2. ## Re: Solve equation for all real numbers a

Your first step is to put everything over a common denominator. Factor $\displaystyle x^2-3x$ and see if you can work out what the common denominator is. Then, once you've done that, remember that the only way a fraction can be equal to $\displaystyle 0$ is if the numerator is equal to $\displaystyle 0$. This will give you an equation to solve for $\displaystyle a$.

If you require further help, please show what you can do and we'll guide you from there.

3. ## Re: Solve equation for all real numbers a

Okay, so x(x-3) is the common denominator. Which gives me (x^2 + ax-3a + x-12)/ x(x-3) =0 , or (x^2 + x(a+1) - 3(a+4))/ x(x-3).

If I solve the numerator for x, I get x=3, and x=-a-4.

Should I try to solve the equation first with x=3, and then x=-a-4?

4. ## Re: Solve equation for all real numbers a

Originally Posted by cristianodoni72
Okay, so x(x-3) is the common denominator. Which gives me (x^2 + ax-3a + x-12)/ x(x-3) =0 , or (x^2 + x(a+1) - 3(a+4))/ x(x-3).

If I solve the numerator for x, I get x=3, and x=-a-4.

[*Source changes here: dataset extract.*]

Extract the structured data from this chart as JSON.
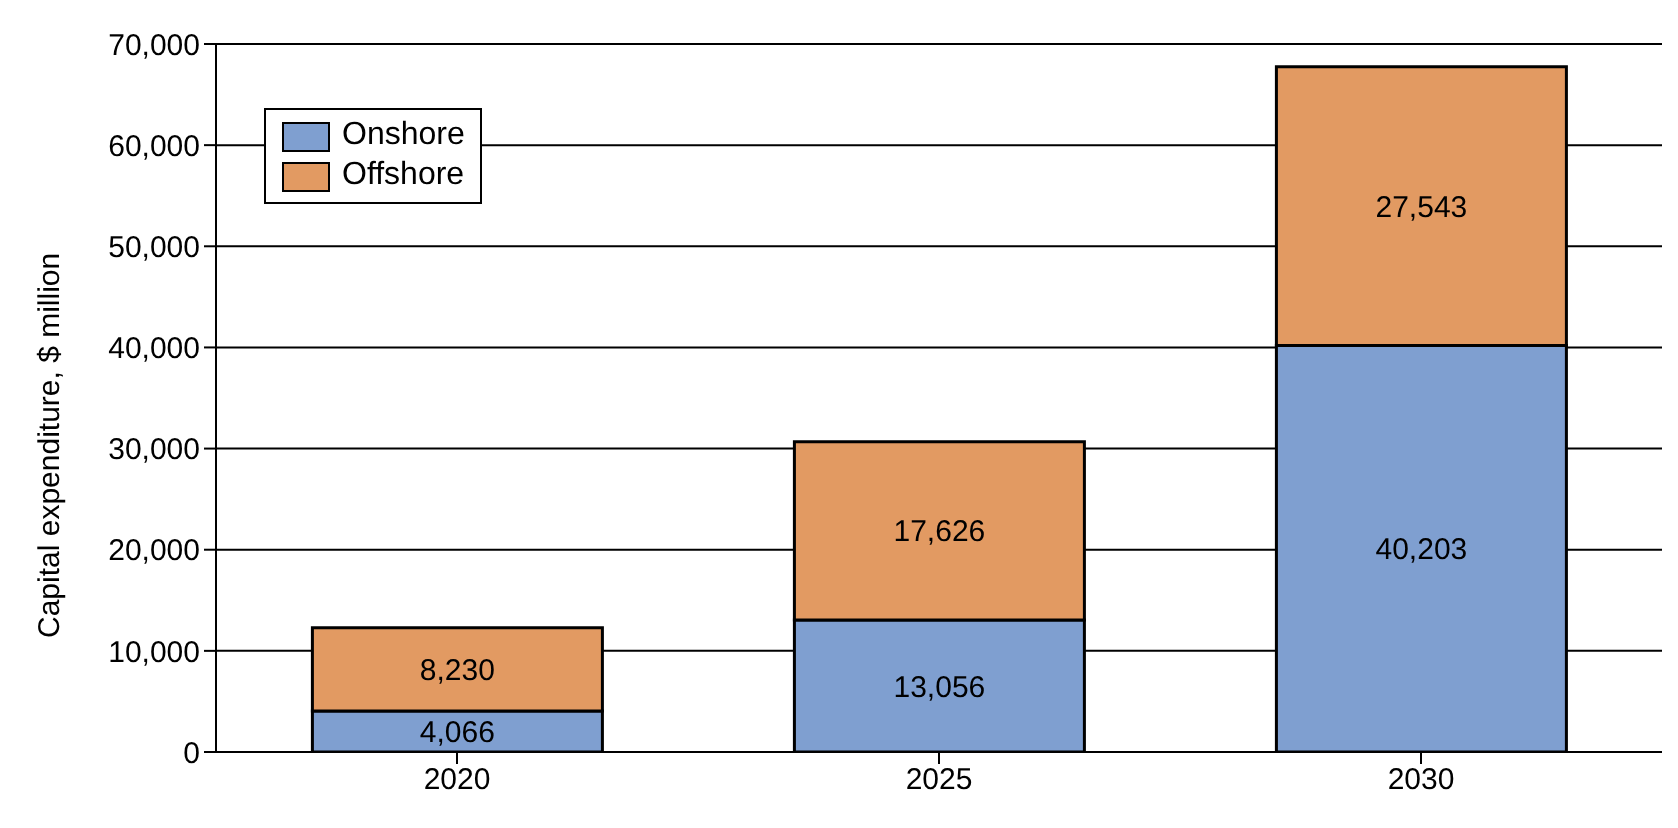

Should I try to solve the equation first with x=3, and then x=-a-4?
Great work so far! You should notice quickly that x=3 cannot be a solution. Why?

5. ## Re: Solve equation for all real numbers a

Thanks! Yes, with x=3, the denominator is 0. So I put x=-a-4, which gives me the numerator 2a-4 and the denominator a^2 +11a+28.
Do I solve the numerator for a now?

6. ## Re: Solve equation for all real numbers a

Originally Posted by cristianodoni72
Thanks! Yes, with x=3, the denominator is 0. So I put x=-a-4, which gives me the numerator 2a-4 and the denominator a^2 +11a+28.
Do I solve the numerator for a now?
You're overcomplicating things and getting slightly muddled. We have learned that $\displaystyle x=-a-4$. Therefore, for all real values of $\displaystyle a$,

$\displaystyle a=-4-x$

We can't simplify any further.

7. ## Re: Solve equation for all real numbers a

Okay! Thanks for guiding me!